Серенада для Нади. Забытая трагедия Второй мировой - страница 25



– Как вы поживаете, Майя-ханым?

– Хорошо, – ответила я на этот бессмысленный вопрос, но голос прозвучал так тихо, что я повторила еще раз, будто поправляя себя:

– Хорошо.

– Как уже сказал господин ректор, мы из службы разведки.

– Слушаю вас.

– Мы вас побеспокоили, потому что нам нужна ваша помощь в одном важном деле.

– Моя?

– Да, ваша.

– Хорошо?

Усатый помолчал, закурил сигарету и глубоко вдохнул. Он вел себя довольно расслабленно.

– Вы патриотка Турецкой Республики, не так ли, Майя-ханым?

– Не поняла.

– Что здесь непонятного? Я спрашиваю, готовы ли вы послужить вашей родине.

– Как послужить?

– Вы сперва ответьте на вопрос, вы патриотка или нет?

– Почему вы спрашиваете?

Я немного освоилась, начала отвечать свободнее и заметила, что мужчина сердится. Он вскочил на ноги.

– Вопросы задаю я. Отвечайте, пожалуйста!

– Я не понимаю, почему вы задаете вопросы о моем патриотизме.

Он помолчал, взглянул на товарищей, затем вновь сел и потушил сигарету о пепельницу.

– Почему вас так беспокоит этот вопрос?

– Потому что нельзя спрашивать о таком. Разве есть способ измерить, кто больший патриот? Почему некоторые утверждают, что любят родину больше других, и пытаются заработать себе очки?

Он оперся подбородком на ладонь, немного наклонился вперед и задумался. Потом резко выпрямился.

– Тогда спрошу иначе, – сказал он угрожающим тоном. – Вам нравится ваша работа в университете?

Но и я ответила, не меняя тона:

– Да.

– Вы работаете в таком важном учреждении, как Стамбульский университет, вы приближены к ректору. Но подходит ли ваше прошлое для такой работы?

– По-моему, подходит. Я окончила этот университет, работала…

– Нет, я не об этом. Расскажите нам о прошлом вашей семьи. Например, о вашей бабушке. Как ее звали? Семахат-ханым?

Тогда я поняла, куда он клонит.

– Хотите сказать, я не турецкая гражданка?

Он улыбнулся самоуверенно и снисходительно.

– Нет-нет, я не хочу такого сказать. Просто спрашиваю. Ваше начальство знает правду?

Я не ответила. Он подождал и повторил вопрос:

– Знает?

– Нет, не знает, – сказала я тихо.

– Вы планируете им рассказать о вашем секрете?

– Нет.

– Простите, не разобрал. Вы говорите себе под нос.

– Нет.

– Вот поэтому и спрашиваю.
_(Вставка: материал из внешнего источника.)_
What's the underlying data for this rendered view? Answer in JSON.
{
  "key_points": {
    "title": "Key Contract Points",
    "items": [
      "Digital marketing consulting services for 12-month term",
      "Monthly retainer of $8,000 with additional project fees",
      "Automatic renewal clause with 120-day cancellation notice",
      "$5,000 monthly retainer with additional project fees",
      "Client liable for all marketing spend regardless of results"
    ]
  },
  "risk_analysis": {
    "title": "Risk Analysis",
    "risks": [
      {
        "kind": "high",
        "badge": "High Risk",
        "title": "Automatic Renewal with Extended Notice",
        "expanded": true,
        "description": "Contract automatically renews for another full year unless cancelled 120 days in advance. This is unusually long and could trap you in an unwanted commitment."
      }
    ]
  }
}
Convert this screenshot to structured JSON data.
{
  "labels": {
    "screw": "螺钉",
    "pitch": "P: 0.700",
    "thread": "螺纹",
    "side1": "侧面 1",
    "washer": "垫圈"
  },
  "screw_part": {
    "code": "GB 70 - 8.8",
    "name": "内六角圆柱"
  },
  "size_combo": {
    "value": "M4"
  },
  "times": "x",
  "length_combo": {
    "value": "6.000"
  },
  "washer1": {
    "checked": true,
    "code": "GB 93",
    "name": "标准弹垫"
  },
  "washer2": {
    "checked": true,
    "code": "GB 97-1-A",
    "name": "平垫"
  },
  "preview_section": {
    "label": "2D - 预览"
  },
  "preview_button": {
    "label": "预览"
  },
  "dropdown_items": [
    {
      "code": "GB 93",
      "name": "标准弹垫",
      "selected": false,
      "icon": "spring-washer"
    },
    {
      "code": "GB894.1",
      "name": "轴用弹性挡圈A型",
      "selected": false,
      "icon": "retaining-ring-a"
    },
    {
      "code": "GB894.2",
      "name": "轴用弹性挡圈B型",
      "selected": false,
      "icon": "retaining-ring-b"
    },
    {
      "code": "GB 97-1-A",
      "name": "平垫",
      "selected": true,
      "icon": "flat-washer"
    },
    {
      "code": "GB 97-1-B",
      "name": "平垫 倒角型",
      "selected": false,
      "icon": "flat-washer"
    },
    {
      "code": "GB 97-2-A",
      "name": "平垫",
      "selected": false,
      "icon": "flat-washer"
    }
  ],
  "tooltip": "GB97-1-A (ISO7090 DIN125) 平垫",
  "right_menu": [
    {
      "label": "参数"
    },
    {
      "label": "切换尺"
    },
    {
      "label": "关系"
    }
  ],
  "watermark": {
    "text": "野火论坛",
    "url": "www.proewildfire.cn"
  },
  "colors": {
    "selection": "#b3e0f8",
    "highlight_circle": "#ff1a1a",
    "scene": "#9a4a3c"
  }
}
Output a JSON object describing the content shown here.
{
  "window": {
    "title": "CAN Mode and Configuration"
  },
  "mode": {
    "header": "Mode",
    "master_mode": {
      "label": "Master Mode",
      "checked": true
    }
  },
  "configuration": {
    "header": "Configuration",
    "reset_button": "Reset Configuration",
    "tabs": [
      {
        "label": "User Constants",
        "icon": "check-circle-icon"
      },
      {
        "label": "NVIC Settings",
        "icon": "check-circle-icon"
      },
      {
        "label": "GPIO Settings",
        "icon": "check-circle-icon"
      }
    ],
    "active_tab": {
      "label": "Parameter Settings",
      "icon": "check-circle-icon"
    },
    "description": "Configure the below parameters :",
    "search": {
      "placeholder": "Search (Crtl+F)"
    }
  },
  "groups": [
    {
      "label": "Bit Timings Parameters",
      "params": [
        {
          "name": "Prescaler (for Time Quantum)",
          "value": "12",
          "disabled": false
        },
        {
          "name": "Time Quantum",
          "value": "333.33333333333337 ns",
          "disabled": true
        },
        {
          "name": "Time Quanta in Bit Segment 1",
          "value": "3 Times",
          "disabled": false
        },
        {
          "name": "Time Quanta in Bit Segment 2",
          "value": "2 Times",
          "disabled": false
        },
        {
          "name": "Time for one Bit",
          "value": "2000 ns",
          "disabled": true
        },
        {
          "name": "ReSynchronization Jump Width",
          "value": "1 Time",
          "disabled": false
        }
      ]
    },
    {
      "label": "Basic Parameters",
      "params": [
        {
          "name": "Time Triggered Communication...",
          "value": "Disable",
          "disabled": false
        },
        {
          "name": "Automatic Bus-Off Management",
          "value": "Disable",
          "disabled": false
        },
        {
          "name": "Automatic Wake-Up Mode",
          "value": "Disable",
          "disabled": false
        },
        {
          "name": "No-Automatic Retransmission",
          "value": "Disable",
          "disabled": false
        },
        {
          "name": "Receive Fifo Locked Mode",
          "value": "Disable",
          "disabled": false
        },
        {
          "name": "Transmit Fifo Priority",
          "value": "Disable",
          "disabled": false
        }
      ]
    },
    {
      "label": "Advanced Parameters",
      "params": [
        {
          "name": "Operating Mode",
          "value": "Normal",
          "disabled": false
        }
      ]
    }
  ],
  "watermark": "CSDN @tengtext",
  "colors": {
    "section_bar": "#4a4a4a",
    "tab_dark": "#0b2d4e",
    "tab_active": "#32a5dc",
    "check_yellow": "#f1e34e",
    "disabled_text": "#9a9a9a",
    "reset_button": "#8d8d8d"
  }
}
Готовы ли вы послужить родине?

– Но какая от меня может быть польза?

– Это мы будем решать.

Было очевидно, что он считает себя хозяином страны и всех в ней живущих.

– Ладно, что мне нужно делать?

Тут заговорил самый молодой, в сером костюме.

– Позавчера вы встречали немецкого профессора.

– Он американец. Американец немецкого происхождения.

– Мы знаем, не беспокойтесь, мы все знаем. Профессор Вагнер пробудет в Стамбуле четыре дня, и все это время его будете сопровождать вы, верно?

– Да, ректорат поручил это мне.

– Ваша задача – сообщать нам о всех действиях и разговорах Вагнера.

Я догадывалась, что все дело в этом, но все равно удивилась.

– Какой интерес может представлять пожилой преподаватель?

– Позвольте, мы сами будем решать, – сказал усатый. – Вы будете сообщать о каждом его вздохе, кому он звонит, с кем встречается, даже что он записывает.

– То есть я буду шпионить?

– Нет, что вы, не преувеличивайте. Просто соберете некоторые сведения.

– И как мне передавать донесения?

– Не беспокойтесь, мы у вас заберем. Но вы будьте бдительны. Не упускайте такую возможность доказать вашу верность родине.

Они вышли и оставили меня в кабинете одну в полной растерянности.

Откуда они узнали про бабушку? «Не глупи, – ответила я сама себе, – они разведчики, кому знать, как не им?» Ладно, но откуда конкретно узнали? Из Национального разведывательного управления, разведки жандармерии или еще откуда-то? Мой старший брат Недждет был офицером армейской разведки, поэтому я немного в этом разбиралась.